Who Is Deputy Press Secretary Sarah Huckabee Sanders — and Where Is Sean Spicer?

Sean Spicer may have been the face of the Trump administration for its first month, but in the past two weeks, we’ve been seeing less of him and more of his deputy — Sarah Huckabee.

If her name sounds familiar, there’s a reason: She’s the only daughter of former two-time Republican presidential candidate Mike Huckabee. Sanders has worked on multiple campaigns in the past, including as the national political director for her father in 2008, and as his campaign manager in 2016.

“He’s an amazing politician, but an even better parent,” Sanders told Time of her father. “Every day he challenges me to be a better person and I will forever be grateful for that.”

After Huckabee’s campaign came to an end, she joined now-President Donald Trump‘s campaign as a senior adviser, eventually gaining the deputy press secretary position in his White House.

And as Spicer has been notably absent on-camera for the past two weeks, Sanders has played a larger and larger role representing the administration to the media.

In particular, her rise in air time came just after Trump tweeted that while he was president, Barack Obama’s administration wire tapped Trump’s phones during the presidential election. Trump offered no evidence for these claims, which he spoke of as facts, and the FBI even asked the Justice Department to refute Trump’s allegations. A spokesperson for Obama also denied the allegations. (For the record, Obama seems unfazed.)

But this weekend, it fell to Sanders to defend Trump’s tweets and a call for an investigation into the alleged wiretapping. During on-camera appearances as a White House spokesperson, Sanders handled this task of offering an explanation to Trump’s tweets — but it hasn’t gone well.

On Sunday, she sat down for an interview with Martha Raddatz, ABC News’s Chief Global Affairs Correspondent. In the interview, Sanders says that Trump simply wants to find if there was evidence of wire tapping by the Obama administration — which Raddatz then says is inaccurate, as Trump stated that Obama engaged in wire tapping as fact.

Sanders spoke in the hypotheticals, saying that if Trump’s claims are true (which, in his tweet, he refers to as facts) are true, that it is “the largest abuse of power that we’ve ever seen.” She also compared the “need” for investigation into the wire tapping to the alleged Russian interference in the 2016 presidential election, which has dominated headlines for weeks. Watch the full interview below.

The difficulties continued on Monday, when Sanders sat down with George Stephanopoulos on Good Morning America. She was rebuked by Stephanopoulos for making false or inaccurate claims several times during the interview.

As Sanders takes to the news to defend Trump’s wire tapping claims, there’s an obvious question: What happened to Sean Spicer? Trump’s now-notorious press secretary shot to fame in the early weeks of his presidency, even earning himself a parody on Saturday Night Live, courtesy of Melissa McCarthy.

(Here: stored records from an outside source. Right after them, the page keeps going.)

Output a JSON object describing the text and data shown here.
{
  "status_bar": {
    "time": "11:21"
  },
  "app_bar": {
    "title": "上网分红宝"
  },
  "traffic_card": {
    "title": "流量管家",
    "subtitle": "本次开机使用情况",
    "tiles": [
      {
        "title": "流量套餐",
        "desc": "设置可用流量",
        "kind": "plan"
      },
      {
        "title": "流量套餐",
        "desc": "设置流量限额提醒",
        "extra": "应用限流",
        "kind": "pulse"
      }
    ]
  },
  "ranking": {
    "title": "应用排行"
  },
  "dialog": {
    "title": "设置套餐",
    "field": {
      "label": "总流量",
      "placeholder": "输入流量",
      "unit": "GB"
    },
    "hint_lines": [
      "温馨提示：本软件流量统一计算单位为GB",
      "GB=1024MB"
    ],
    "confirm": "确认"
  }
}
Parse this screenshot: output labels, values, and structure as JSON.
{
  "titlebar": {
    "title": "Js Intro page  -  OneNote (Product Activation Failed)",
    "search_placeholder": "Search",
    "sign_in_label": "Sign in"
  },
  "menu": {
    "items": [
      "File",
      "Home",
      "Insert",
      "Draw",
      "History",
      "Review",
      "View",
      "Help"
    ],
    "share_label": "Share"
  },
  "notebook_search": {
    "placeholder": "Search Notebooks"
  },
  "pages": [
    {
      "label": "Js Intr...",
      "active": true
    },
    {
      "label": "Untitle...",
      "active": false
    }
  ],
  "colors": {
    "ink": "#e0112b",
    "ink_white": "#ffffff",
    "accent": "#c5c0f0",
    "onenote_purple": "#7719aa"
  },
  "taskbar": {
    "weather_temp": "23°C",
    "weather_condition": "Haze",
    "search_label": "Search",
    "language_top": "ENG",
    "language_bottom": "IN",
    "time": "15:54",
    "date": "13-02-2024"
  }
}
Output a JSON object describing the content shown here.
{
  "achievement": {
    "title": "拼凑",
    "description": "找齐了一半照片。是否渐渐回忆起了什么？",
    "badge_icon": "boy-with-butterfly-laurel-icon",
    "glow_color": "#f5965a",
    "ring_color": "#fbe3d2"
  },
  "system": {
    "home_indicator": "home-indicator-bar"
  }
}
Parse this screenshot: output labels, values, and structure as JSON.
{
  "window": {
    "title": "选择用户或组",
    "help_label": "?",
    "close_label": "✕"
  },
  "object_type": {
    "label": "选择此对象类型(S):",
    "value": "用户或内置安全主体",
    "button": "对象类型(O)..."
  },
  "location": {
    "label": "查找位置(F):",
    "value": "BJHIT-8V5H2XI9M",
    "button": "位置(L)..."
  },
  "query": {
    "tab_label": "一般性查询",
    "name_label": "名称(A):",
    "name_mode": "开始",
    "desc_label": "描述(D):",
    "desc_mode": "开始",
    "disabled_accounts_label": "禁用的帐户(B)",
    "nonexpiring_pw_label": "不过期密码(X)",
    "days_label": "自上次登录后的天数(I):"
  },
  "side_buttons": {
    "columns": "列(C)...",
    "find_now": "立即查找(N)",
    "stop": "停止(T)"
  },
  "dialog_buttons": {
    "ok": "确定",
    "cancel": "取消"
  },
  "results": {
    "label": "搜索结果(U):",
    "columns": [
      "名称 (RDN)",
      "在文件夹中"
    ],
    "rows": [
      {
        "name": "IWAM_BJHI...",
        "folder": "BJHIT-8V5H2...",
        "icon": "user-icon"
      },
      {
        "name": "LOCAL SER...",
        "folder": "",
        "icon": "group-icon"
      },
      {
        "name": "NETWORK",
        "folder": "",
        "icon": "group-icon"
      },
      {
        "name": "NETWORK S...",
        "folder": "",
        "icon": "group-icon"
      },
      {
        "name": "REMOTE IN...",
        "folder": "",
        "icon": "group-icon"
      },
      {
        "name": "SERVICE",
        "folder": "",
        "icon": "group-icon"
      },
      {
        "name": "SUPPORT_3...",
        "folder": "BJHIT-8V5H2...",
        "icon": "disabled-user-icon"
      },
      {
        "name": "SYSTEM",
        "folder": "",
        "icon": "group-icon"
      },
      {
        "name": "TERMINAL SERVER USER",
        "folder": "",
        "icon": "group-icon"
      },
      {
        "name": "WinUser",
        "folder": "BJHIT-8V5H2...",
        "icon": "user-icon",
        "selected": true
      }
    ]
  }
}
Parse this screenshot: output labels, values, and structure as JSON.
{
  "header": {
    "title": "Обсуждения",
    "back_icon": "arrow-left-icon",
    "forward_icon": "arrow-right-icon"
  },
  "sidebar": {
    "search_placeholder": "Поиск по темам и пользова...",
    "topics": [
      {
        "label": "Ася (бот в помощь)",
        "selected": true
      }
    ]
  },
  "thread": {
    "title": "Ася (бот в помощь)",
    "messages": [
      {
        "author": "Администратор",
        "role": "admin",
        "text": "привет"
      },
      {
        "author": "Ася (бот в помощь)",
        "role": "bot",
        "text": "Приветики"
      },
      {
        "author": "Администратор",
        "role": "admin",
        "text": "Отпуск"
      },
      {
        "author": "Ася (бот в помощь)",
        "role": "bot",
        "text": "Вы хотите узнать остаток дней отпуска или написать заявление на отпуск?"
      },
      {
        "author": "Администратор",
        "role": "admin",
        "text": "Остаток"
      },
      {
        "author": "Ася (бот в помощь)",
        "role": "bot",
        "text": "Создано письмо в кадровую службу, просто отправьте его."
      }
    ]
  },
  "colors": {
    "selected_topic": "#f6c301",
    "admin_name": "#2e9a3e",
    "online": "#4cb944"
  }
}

However, reports have surfaced in the New York Times that Trump is none too pleased with Spicer — a claim that lent credence to Spicer’s sudden disappearance. Spicer, the former communications director of the Republican National Committee, is undeniably a Washington insider–the kind of person Trump said he didn’t want in his administration throughout his campaign of “drain the swamp” rhetoric.

During the first weekend of Trump’s presidency, Spicer held a soon-to-be controversial first press briefing, in which he falsely claimed that Trump’s inauguration was the best-attended in history.

Just last week, the hosts of Fox & Friends asked Trump to give himself a grade on the job he’s done so far while in office. By his standards, he’s earned an A+ for effort, an A for achievement, but just a C or C+ in terms of messaging, saying bluntly that it “isn’t good.”

That blame falls more on the shoulders of the administration’s chief messenger, Spicer, than on Trump himself. Trump also said that he would have “handled” the search for leakers in his department differently than Spicer did — Politico reported that Spicer asked communications staffers to turn over their phones And according to The New York Times, the negative coverage Trump has received is causing him “a lot of angst,” Christopher Ruddy, a longtime Trump pal says.